Does it happen, if and only if /path/to/something doesn't exist as any file (or as a directory?) before running the command and the command fails to create it as a directory?

man mkdir says

   -p, --parents
          no error if existing, make parent directories as needed

Thanks.

Newtonx
  • 103
Tim
  • 101,790
  • Try mkdir -p /dev/i/am/a/hacker as non-root and see it fail.
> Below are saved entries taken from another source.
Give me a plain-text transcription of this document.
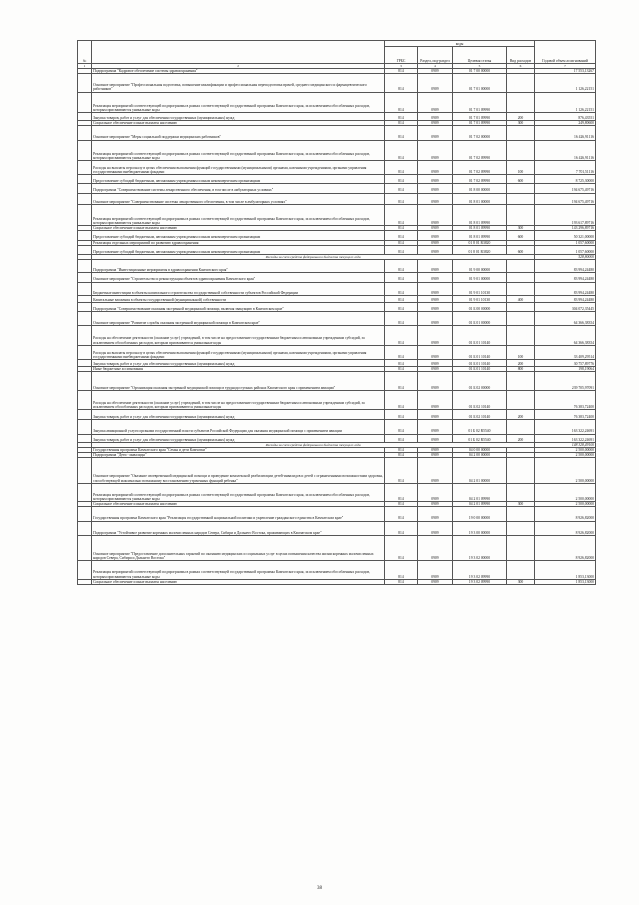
№		коды				Годовой объем ассигнований
		ГРБС	Раздел, под-раздел	Целевая статья	Вид расходов	
1	2	3	4	5	6	7
	Подпрограмма "Кадровое обеспечение системы здравоохранения"	814	0909	01 7 00 00000		17 553,13267
	Основное мероприятие "Профессиональная подготовка, повышение квалификации и профессиональная переподготовка врачей, среднего медицинского и фармацевтического работников"	814	0909	01 7 01 00000		1 126,22151
	Реализация мероприятий соответствующей подпрограммы в рамках соответствующей государственной программы Камчатского края, за исключением обособленных расходов, которым присваиваются уникальные коды	814	0909	01 7 01 09990		1 126,22151
	Закупка товаров, работ и услуг для обеспечения государственных (муниципальных) нужд	814	0909	01 7 01 09990	200	876,43551
	Социальное обеспечение и иные выплаты населению	814	0909	01 7 01 09990	300	249,80600
	Основное мероприятие "Меры социальной поддержки медицинских работников"	814	0909	01 7 02 00000		16 426,91116
	Реализация мероприятий соответствующей подпрограммы в рамках соответствующей государственной программы Камчатского края, за исключением обособленных расходов, которым присваиваются уникальные коды	814	0909	01 7 02 09990		16 426,91116
	Расходы на выплаты персоналу в целях обеспечения выполнения функций государственными (муниципальными) органами, казенными учреждениями, органами управления государственными внебюджетными фондами	814	0909	01 7 02 09990	100	7 701,51116
	Предоставление субсидий бюджетным, автономным учреждениям и иным некоммерческим организациям	814	0909	01 7 02 09990	600	8 725,30000
	Подпрограмма "Совершенствование системы лекарственного обеспечения, в том числе в амбулаторных условиях"	814	0909	01 8 00 00000		194 675,49716
	Основное мероприятие "Совершенствование системы лекарственного обеспечения, в том числе в амбулаторных условиях"	814	0909	01 8 01 00000		194 675,49716
	Реализация мероприятий соответствующей подпрограммы в рамках соответствующей государственной программы Камчатского края, за исключением обособленных расходов, которым присваиваются уникальные коды	814	0909	01 8 01 09990		193 617,89716
	Социальное обеспечение и иные выплаты населению	814	0909	01 8 01 09990	300	143 296,89716
	Предоставление субсидий бюджетным, автономным учреждениям и иным некоммерческим организациям	814	0909	01 8 01 09990	600	50 321,00000
	Реализация отдельных мероприятий по развитию здравоохранения	814	0909	01 8 01 R3820		1 057,60000
	Предоставление субсидий бюджетным, автономным учреждениям и иным некоммерческим организациям	814	0909	01 8 01 R3820	600	1 057,60000
	Расходы за счет средств федерального бюджета текущего года					528,80000
	Подпрограмма "Инвестиционные мероприятия в здравоохранении Камчатского края"	814	0909	01 9 00 00000		83 994,24480
	Основное мероприятие "Строительство и реконструкция объектов здравоохранения Камчатского края"	814	0909	01 9 01 00000		83 994,24480
	Бюджетные инвестиции в объекты капитального строительства государственной собственности субъектов Российской Федерации	814	0909	01 9 01 10130		83 994,24480
	Капитальные вложения в объекты государственной (муниципальной) собственности	814	0909	01 9 01 10130	400	83 994,24480
	Подпрограмма "Совершенствование оказания экстренной медицинской помощи, включая эвакуацию в Камчатском крае"	814	0909	01 Б 00 00000		304 072,35445
	Основное мероприятие "Развитие службы оказания экстренной медицинской помощи в Камчатском крае"	814	0909	01 Б 01 00000		64 366,38354
	Расходы на обеспечение деятельности (оказание услуг) учреждений, в том числе на предоставление государственным бюджетным и автономным учреждениям субсидий, за исключением обособленных расходов, которым присваиваются уникальные коды	814	0909	01 Б 01 10140		64 366,38354
	Расходы на выплаты персоналу в целях обеспечения выполнения функций государственными (муниципальными) органами, казенными учреждениями, органами управления государственными внебюджетными фондами	814	0909	01 Б 01 10140	100	33 409,29514
	Закупка товаров, работ и услуг для обеспечения государственных (муниципальных) нужд	814	0909	01 Б 01 10140	200	30 757,89776
	Иные бюджетные ассигнования	814	0909	01 Б 01 10140	800	198,19064
	Основное мероприятие "Организация оказания экстренной медицинской помощи в труднодоступных районах Камчатского края с применением авиации"	814	0909	01 Б 02 00000		239 705,97091
	Расходы на обеспечение деятельности (оказание услуг) учреждений, в том числе на предоставление государственным бюджетным и автономным учреждениям субсидий, за исключением обособленных расходов, которым присваиваются уникальные коды	814	0909	01 Б 02 10140		76 383,72400
	Закупка товаров, работ и услуг для обеспечения государственных (муниципальных) нужд	814	0909	01 Б 02 10140	200	76 383,72400
	Закупка авиационной услуги органами государственной власти субъектов Российской Федерации для оказания медицинской помощи с применением авиации	814	0909	01 Б 02 R5540		163 322,24691
	Закупка товаров, работ и услуг для обеспечения государственных (муниципальных) нужд	814	0909	01 Б 02 R5540	200	163 322,24691
	Расходы за счет средств федерального бюджета текущего года					148 328,49100
	Государственная программа Камчатского края "Семья и дети Камчатки"	814	0909	04 0 00 00000		2 500,00000
	Подпрограмма "Дети - инвалиды"	814	0909	04 2 00 00000		2 500,00000
	Основное мероприятие "Оказание своевременной медицинской помощи и проведение комплексной реабилитации детей-инвалидов и детей с ограниченными возможностями здоровья, способствующей максимально возможному восстановлению утраченных функций ребенка"	814	0909	04 2 01 00000		2 500,00000
	Реализация мероприятий соответствующей подпрограммы в рамках соответствующей государственной программы Камчатского края, за исключением обособленных расходов, которым присваиваются уникальные коды	814	0909	04 2 01 09990		2 500,00000
	Социальное обеспечение и иные выплаты населению	814	0909	04 2 01 09990	300	2 500,00000
	Государственная программа Камчатского края "Реализация государственной национальной политики и укрепление гражданского единства в Камчатском крае"	814	0909	19 0 00 00000		8 926,82000
	Подпрограмма "Устойчивое развитие коренных малочисленных народов Севера, Сибири и Дальнего Востока, проживающих в Камчатском крае"	814	0909	19 3 00 00000		8 926,82000
	Основное мероприятие "Предоставление дополнительных гарантий по оказанию медицинских и социальных услуг в целях повышения качества жизни коренных малочисленных народов Севера, Сибири и Дальнего Востока"	814	0909	19 3 02 00000		8 926,82000
	Реализация мероприятий соответствующей подпрограммы в рамках соответствующей государственной программы Камчатского края, за исключением обособленных расходов, которым присваиваются уникальные коды	814	0909	19 3 02 09990		1 853,13000
	Социальное обеспечение и иные выплаты населению	814	0909	19 3 02 09990	300	1 853,13000
38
If you don't have permissions it will fail and return a non-zero value. – cylgalad May 08 '18 at 07:25

2 Answers2

6

To elaborate on the previous answer with a few examples.
It could be when trying to create folders inside system folders:

ubuntu:~$ mkdir /proc/test
mkdir: cannot create directory ‘/proc/test’: No such file or directory
ubuntu:~$ mkdir -p /dev/null/test
mkdir: cannot create directory ‘/dev/null’: Not a directory

Or when you don't have permission to the previous folder:

ubuntu:~$ mkdir -p /root/test
mkdir: cannot create directory ‘/root’: Permission denied

It will also fail if there is a file by the same name in the folder:

ubuntu:~$ touch /tmp/test
ubuntu:~$ mkdir -p /tmp/test
mkdir: cannot create directory ‘/tmp/test’: File exists
Mikael Kjær
  • 1,001
2

From https://www.gnu.org/software/coreutils/manual/html_node/mkdir-invocation.html#mkdir-invocation:

An exit status of zero indicates success, and a nonzero value indicates failure. 

Failure is when the directories need to be created but the operation fails.